Título: De ouvidos bem abertos
Autor: Dora Kramer
Fonte: O Estado de São Paulo, 14/02/2006, Nacional, p. A6

Lula recebe relatos sobre dilema de Serra entre ficar na Prefeitura ou deixá-la

Antes de viajar para a África, o presidente Luiz Inácio da Silva ouviu de um de seus auxiliares com bom trânsito entre as fileiras adversárias - vale dizer, PSDB - um relato sobre o estado de espírito do prefeito de São Paulo, José Serra, nestes dias que antecedem a decisão sobre quem será o candidato do partido à Presidência da República e, em tese, seu oponente na eleição de outubro.

O personagem havia conversado com Serra longamente dias antes e transmitiu a Lula sua impressão: o prefeito será o candidato se quiser, vontade de disputar não lhe falta, mas a dúvida sobre o preço a pagar pela interrupção do mandato para o qual foi eleito um ano e meio atrás tem um peso considerável.

O governista disse a Lula que já vira anteriormente Serra mais assertivo em relação à candidatura e agora, embora sem manifestar grandes aflições com a decisão, mostra-se preso a um dilema cuja solução não dá sinais de pretender antecipar.

Evidente que Serra sabia o destino a ser dado ao conteúdo daquela conversa e, por isso mesmo, deve ter evitado ser muito expansivo nos detalhes, prejudicando o valor das informações. Ainda assim, o episódio serve como revelador da existência de pontes de contato e do interesse de Lula no acompanhamento da movimentação do adversário.

"Ele vai usar os prazos até o fim", ficou sabendo o presidente que, segundo seu, pode-se dizer, conselheiro, não fez juízo de valor sobre o processo de escolha do candidato do PSDB. Entre outros motivos porque não há no governo unanimidade a respeito de quem seria o contendor ideal, o mais fácil de derrotar.

Existem, na ótica do Planalto, prós e contras em ambos, a despeito de durante todo o ano passado os governistas manifestarem alívio pelo fato de José Serra estar "preso" à cadeira de prefeito.

Agora que a hora da decisão se aproxima, há uma certa tendência entre os petistas de dizerem que o governador Geraldo Alckmin é um adversário mais difícil, porque tem ótima avaliação em São Paulo, dispõe de um perfil feito à imagem e semelhança do gosto da classe média e não se presta muito à estratégia de comparação entre as administrações Lula e Fernando Henrique, como pretende o PT.

Em compensação, seria prejudicado por uma imagem de excessivo conservadorismo e ausência de idéias objetiva e amplamente conhecidas.
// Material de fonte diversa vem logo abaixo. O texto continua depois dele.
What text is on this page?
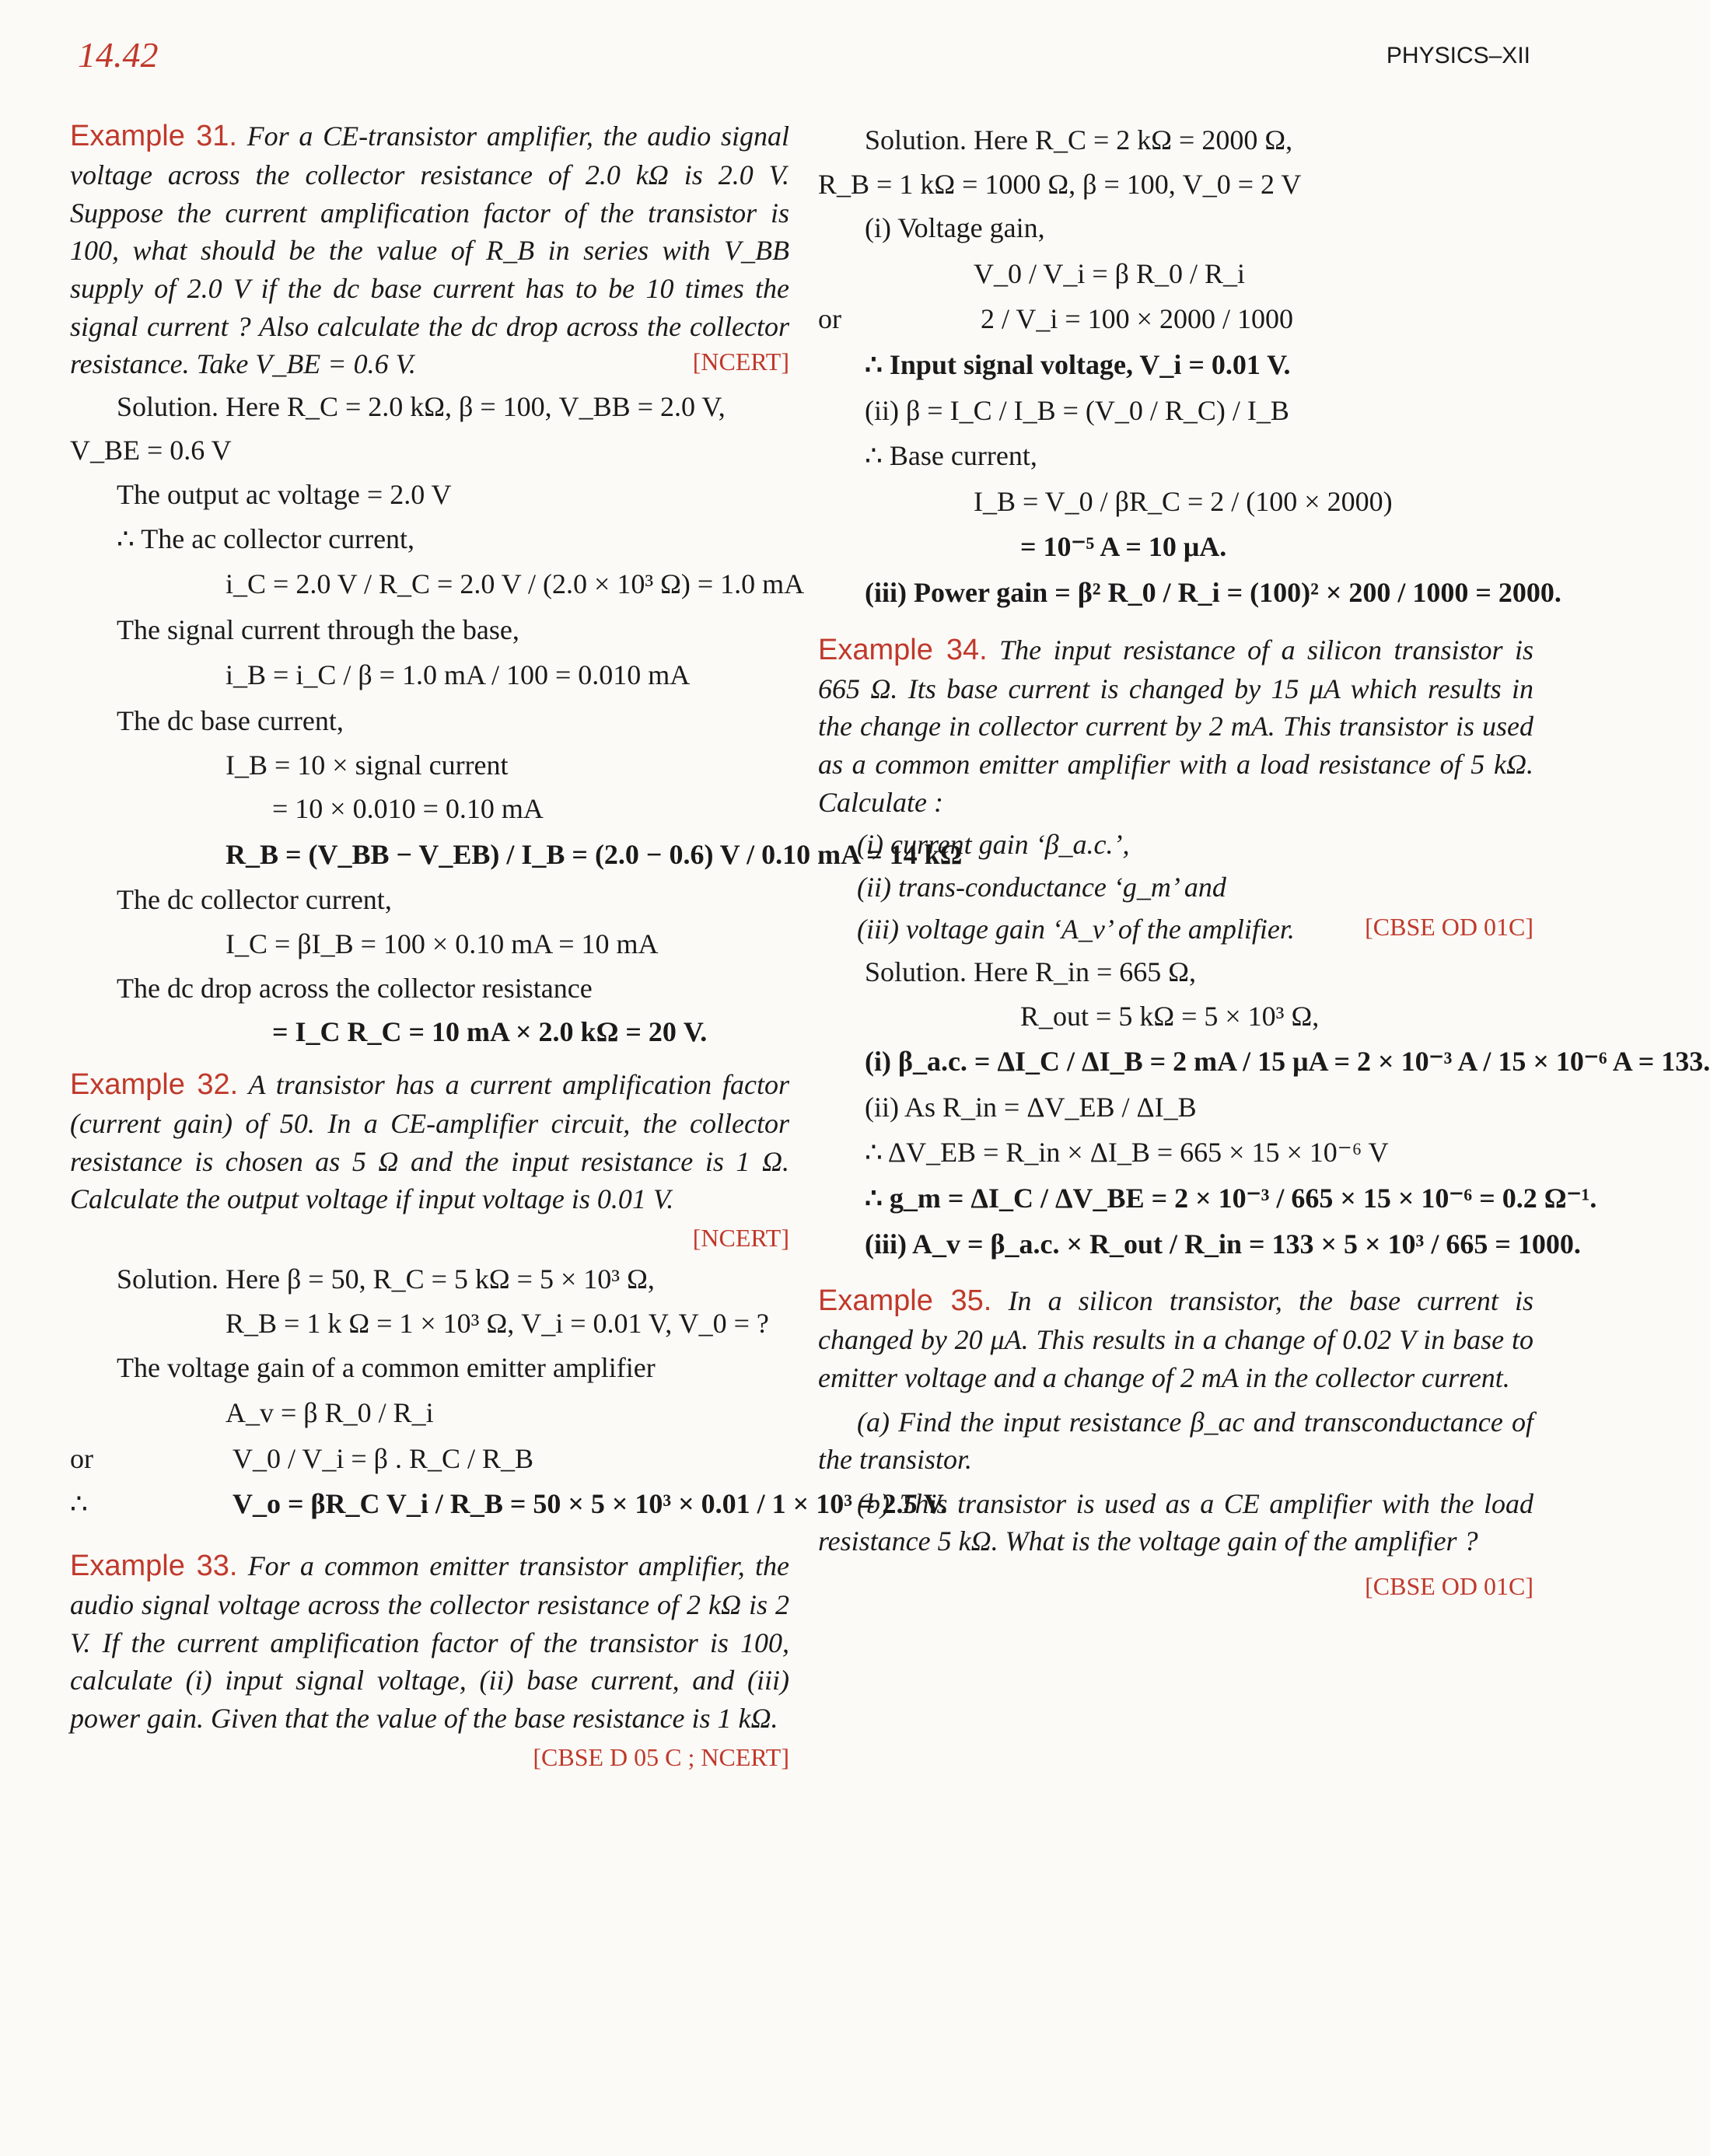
14.42	PHYSICS–XII
Example 31. For a CE-transistor amplifier, the audio signal voltage across the collector resistance of 2.0 kΩ is 2.0 V. Suppose the current amplification factor of the transistor is 100, what should be the value of R_B in series with V_BB supply of 2.0 V if the dc base current has to be 10 times the signal current ? Also calculate the dc drop across the collector resistance. Take V_BE = 0.6 V.	[NCERT]
Solution. Here R_C = 2.0 kΩ, β = 100, V_BB = 2.0 V,
V_BE = 0.6 V
The output ac voltage = 2.0 V
∴ The ac collector current,
i_C = 2.0 V / R_C = 2.0 V / (2.0 × 10³ Ω) = 1.0 mA
The signal current through the base,
i_B = i_C / β = 1.0 mA / 100 = 0.010 mA
The dc base current,
I_B = 10 × signal current
= 10 × 0.010 = 0.10 mA
R_B = (V_BB − V_EB) / I_B = (2.0 − 0.6) V / 0.10 mA = 14 kΩ
The dc collector current,
I_C = βI_B = 100 × 0.10 mA = 10 mA
The dc drop across the collector resistance
= I_C R_C = 10 mA × 2.0 kΩ = 20 V.
Example 32. A transistor has a current amplification factor (current gain) of 50. In a CE-amplifier circuit, the collector resistance is chosen as 5 Ω and the input resistance is 1 Ω. Calculate the output voltage if input voltage is 0.01 V.
[NCERT]
Solution. Here β = 50, R_C = 5 kΩ = 5 × 10³ Ω,
R_B = 1 k Ω = 1 × 10³ Ω, V_i = 0.01 V, V_0 = ?
The voltage gain of a common emitter amplifier
A_v = β R_0 / R_i
or	V_0 / V_i = β . R_C / R_B
∴	V_o = βR_C V_i / R_B = 50 × 5 × 10³ × 0.01 / 1 × 10³ = 2.5 V.
Example 33. For a common emitter transistor amplifier, the audio signal voltage across the collector resistance of 2 kΩ is 2 V. If the current amplification factor of the transistor is 100, calculate (i) input signal voltage, (ii) base current, and (iii) power gain. Given that the value of the base resistance is 1 kΩ.
[CBSE D 05 C ; NCERT]
Solution. Here R_C = 2 kΩ = 2000 Ω,
R_B = 1 kΩ = 1000 Ω, β = 100, V_0 = 2 V
(i) Voltage gain,
V_0 / V_i = β R_0 / R_i
or	2 / V_i = 100 × 2000 / 1000
∴ Input signal voltage, V_i = 0.01 V.
(ii) β = I_C / I_B = (V_0 / R_C) / I_B
∴ Base current,
I_B = V_0 / βR_C = 2 / (100 × 2000)
= 10⁻⁵ A = 10 μA.
(iii) Power gain = β² R_0 / R_i = (100)² × 200 / 1000 = 2000.
Example 34. The input resistance of a silicon transistor is 665 Ω. Its base current is changed by 15 μA which results in the change in collector current by 2 mA. This transistor is used as a common emitter amplifier with a load resistance of 5 kΩ. Calculate :
(i) current gain ‘β_a.c.’,
(ii) trans-conductance ‘g_m’ and
(iii) voltage gain ‘A_v’ of the amplifier.	[CBSE OD 01C]
Solution. Here R_in = 665 Ω,
R_out = 5 kΩ = 5 × 10³ Ω,
(i) β_a.c. = ΔI_C / ΔI_B = 2 mA / 15 μA = 2 × 10⁻³ A / 15 × 10⁻⁶ A = 133.
(ii) As R_in = ΔV_EB / ΔI_B
∴ ΔV_EB = R_in × ΔI_B = 665 × 15 × 10⁻⁶ V
∴ g_m = ΔI_C / ΔV_BE = 2 × 10⁻³ / 665 × 15 × 10⁻⁶ = 0.2 Ω⁻¹.
(iii) A_v = β_a.c. × R_out / R_in = 133 × 5 × 10³ / 665 = 1000.
Example 35. In a silicon transistor, the base current is changed by 20 μA. This results in a change of 0.02 V in base to emitter voltage and a change of 2 mA in the collector current.
(a) Find the input resistance β_ac and transconductance of the transistor.
(b) This transistor is used as a CE amplifier with the load resistance 5 kΩ. What is the voltage gain of the amplifier ?
[CBSE OD 01C]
Neste aspecto, Serra é considerado mais forte: "sofisticado", consistente e complicado de enfrentar no plano da defesa de um projeto de país com começo, meio e fim.

O prefeito também teria a vantagem (para o PSDB) e a desvantagem (para o PT) de já se ter mostrado capaz de derrotar o governo num momento em que Lula ainda estava no auge e as denúncias que viriam a criar a crise do mensalão não passavam de um disse-me-disse difuso.

Sob reserva e muito discretamente, o interlocutor de ambos os possíveis oponentes na eleição saúda o fato de não ser ele o responsável pela escolha do candidato tucano - "e se a opção se revelar equivocada ao longo da campanha" - e revela que, se por hipótese, só para fazer uma conjectura, lhe fosse dada essa tarefa, como correligionário de Lula escolheria Geraldo Alckmin.

Esperança

Ainda dentro da análise governista sobre as articulações do adversário, no Planalto se mantém firme a esperança de que o PMDB não venha a ter candidato a presidente.

Com base não se sabe exatamente em que tipo de dados, o governo confia que de alguma forma os senadores José Sarney e Renan Calheiros, mais os ministros do PMDB, acharão um jeito de impedir a realização das prévias marcadas para 19 de março.

O histórico dos embates entre as alas governista e oposicionista do partido não sustenta essa esperança, pois, até agora, os aliados do Planalto perderam todas.